Ils ont bien profité du voyage. Plusieurs conseillers d'État en fonction, ainsi que certains n'étant plus en poste, se sont, depuis quelques années, rendus tous les deux ans dans un pays européen, tous frais payés par les Salines Suisses SA. Hôtel cinq étoiles et excursions comprises. Ceci à des fins purement «éducatives», bien sûr!
Les Salines Suisses SA appartiennent aux cantons et à la Principauté du Liechtenstein. Ils détiennent le monopole du sel dans notre pays. Notre sel de déneigement ainsi que le sel de cuisine, par exemple, proviennent des Salines.
Hors du temps
On le constate rapidement: l'entreprise est un dinosaure, mais elle rapporte beaucoup d'argent à ses propriétaires – les cantons. C'est pourquoi ils s'opposent à sa dissolution, contrairement à la recommandation du Conseil fédéral. Seule une modernisation est envisagée: le conseil d'administration ne devrait plus compter que neuf membres au maximum, et non 27. Les cantons et le Liechtenstein ne devraient plus y déléguer de représentants du gouvernement.
Comme l'a révélé le «Tages-Anzeiger», les voyages de luxe ont lieu tous les deux ans. Ils durent quatre jours. En 2016, les conseillers se sont d'abord rendus à Ibiza, puis à Barcelone. En 2018, le dévolu a été jeté sur Salzbourg en Autriche, puis à Berchtesgaden et Bad Reichenhall en Allemagne. En 2020, pas de voyage, Covid oblige. Mais en 2021, selon l'article, direction la Camargue, dans le sud de la France.

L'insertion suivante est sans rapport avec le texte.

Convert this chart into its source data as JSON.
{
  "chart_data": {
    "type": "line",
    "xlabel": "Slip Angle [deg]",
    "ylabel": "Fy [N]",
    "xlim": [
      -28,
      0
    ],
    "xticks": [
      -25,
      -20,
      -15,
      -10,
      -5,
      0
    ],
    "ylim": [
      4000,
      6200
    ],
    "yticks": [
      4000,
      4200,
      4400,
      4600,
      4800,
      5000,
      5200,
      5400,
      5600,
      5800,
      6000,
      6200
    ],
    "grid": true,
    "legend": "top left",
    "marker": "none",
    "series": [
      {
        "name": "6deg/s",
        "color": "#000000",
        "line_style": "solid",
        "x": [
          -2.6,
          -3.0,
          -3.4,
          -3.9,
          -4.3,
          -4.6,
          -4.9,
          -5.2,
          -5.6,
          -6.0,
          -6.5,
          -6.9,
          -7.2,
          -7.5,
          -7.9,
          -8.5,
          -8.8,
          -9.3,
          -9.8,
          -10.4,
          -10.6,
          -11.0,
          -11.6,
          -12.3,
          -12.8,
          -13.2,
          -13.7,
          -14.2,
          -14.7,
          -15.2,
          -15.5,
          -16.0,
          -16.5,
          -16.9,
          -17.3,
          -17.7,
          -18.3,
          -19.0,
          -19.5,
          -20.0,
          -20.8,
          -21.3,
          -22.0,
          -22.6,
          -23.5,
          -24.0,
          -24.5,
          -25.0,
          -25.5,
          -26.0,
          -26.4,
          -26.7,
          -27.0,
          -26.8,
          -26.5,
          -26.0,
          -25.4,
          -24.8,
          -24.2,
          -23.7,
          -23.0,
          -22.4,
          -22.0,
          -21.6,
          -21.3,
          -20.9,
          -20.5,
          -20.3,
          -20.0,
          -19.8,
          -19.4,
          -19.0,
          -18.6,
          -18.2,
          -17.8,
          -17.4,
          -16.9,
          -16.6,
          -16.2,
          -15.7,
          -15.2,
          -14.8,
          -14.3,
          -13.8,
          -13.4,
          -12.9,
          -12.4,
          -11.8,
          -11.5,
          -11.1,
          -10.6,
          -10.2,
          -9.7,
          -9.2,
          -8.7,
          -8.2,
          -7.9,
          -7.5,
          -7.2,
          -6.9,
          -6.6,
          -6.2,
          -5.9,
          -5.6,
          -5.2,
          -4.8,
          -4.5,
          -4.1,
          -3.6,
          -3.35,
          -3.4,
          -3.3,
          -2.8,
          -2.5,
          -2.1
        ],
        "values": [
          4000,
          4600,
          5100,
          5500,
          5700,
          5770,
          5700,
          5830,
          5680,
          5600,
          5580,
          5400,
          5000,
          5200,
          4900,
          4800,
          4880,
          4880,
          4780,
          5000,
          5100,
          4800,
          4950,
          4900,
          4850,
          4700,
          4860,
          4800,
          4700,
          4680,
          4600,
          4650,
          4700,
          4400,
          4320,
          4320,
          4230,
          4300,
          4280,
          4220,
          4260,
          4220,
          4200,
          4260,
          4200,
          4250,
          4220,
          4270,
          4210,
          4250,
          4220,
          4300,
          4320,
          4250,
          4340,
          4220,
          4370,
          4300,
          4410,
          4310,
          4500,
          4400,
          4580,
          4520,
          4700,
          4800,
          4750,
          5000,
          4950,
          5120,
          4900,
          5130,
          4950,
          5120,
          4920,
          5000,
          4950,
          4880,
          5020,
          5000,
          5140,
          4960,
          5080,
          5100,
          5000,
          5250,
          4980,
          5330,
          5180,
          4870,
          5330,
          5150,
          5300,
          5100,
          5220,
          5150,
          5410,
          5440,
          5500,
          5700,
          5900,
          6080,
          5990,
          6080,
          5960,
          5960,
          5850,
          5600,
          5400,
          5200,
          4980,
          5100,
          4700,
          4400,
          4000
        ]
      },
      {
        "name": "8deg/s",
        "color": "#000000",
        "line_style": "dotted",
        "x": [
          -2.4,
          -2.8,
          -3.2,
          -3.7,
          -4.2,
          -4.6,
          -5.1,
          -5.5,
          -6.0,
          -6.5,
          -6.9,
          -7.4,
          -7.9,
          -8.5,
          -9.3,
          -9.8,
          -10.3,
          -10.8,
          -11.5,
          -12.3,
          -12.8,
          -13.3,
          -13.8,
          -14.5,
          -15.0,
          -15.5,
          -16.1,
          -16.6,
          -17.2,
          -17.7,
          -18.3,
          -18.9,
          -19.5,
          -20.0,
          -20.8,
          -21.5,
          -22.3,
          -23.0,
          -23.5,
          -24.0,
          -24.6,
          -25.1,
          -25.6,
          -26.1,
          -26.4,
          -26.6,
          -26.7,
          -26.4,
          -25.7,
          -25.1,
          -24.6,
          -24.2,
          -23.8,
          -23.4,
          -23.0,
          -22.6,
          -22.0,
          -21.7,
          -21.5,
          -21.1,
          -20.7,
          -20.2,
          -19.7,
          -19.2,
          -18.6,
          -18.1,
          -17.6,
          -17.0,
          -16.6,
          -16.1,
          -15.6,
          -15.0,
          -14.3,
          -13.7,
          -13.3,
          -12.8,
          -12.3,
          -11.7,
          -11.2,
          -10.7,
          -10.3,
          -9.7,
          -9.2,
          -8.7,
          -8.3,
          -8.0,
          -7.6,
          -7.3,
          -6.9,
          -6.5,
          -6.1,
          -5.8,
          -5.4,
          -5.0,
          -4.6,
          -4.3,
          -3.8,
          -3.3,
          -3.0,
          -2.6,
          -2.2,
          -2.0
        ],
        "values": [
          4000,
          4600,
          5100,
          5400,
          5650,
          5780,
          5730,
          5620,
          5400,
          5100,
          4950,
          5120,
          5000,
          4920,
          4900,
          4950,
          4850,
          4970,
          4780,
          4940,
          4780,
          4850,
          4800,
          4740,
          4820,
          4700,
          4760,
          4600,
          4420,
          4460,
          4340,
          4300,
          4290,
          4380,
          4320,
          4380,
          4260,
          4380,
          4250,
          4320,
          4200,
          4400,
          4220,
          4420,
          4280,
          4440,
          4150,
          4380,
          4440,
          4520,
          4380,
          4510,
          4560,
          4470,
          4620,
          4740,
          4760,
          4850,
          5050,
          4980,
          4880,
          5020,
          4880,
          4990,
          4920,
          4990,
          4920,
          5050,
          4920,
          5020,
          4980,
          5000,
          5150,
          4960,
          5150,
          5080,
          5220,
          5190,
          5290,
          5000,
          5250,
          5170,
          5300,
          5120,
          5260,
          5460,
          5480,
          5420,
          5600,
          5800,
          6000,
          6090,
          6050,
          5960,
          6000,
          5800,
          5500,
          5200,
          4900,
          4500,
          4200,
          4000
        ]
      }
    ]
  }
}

Hôtel cinq étoiles et excursions
Quinze conseillers d'État en exercice, ou pas, étaient présents. Parmi eux se trouvaient notamment la Bernoise Beatrice Simon (du centre) et l'Argovien Markus Dieth (du centre), mais aussi le Saint-Gallois Marc Mächler (PLR) et la Schaffhousoise Rosmarie Widmer Gysel (UDC).
À partir du 16 septembre 2021, ils ont passé trois nuits à Arles, à l'hôtel cinq étoiles L'Arlatan. C'est de là que le groupe a commencé ses excursions, y compris... un vol en hélicoptère au-dessus des salines marines d'Aigues-Mortes, et de ses célèbres remparts. La région est également connue pour ses chevaux sauvages, ses flamants roses et la plage de sable de l'Espiguette.
Une simple «formation continue»
Les Salines ne disent pas ce qu'elles dépensent pour les voyages, mais elles investissent en moyenne 78'000 francs par an dans la «formation initiale et continue» de leurs administrateurs. Comme les «voyages d'étude» ont lieu tous les deux ans et que les dépenses de formation sont faibles durant les années intermédiaires, chaque voyage de conseil d'administration devrait coûter plus de 100'000 francs – de l'argent qui ne peut pas être distribué aux cantons et qui manque donc au contribuable.
Le directeur des salines, Urs Hofmeier, défend les voyages de luxe comme des «voyages d'étude». Il s'agirait de la formation et du perfectionnement des membres du conseil d'administration. À quel prix? Selon le Contrôle fédéral des finances, les consommateurs et les communes doivent mettre la main à la poche deux à quatre fois plus qu'à l'étranger en raison du monopole du sel de déneigement que détiennent Les Salines.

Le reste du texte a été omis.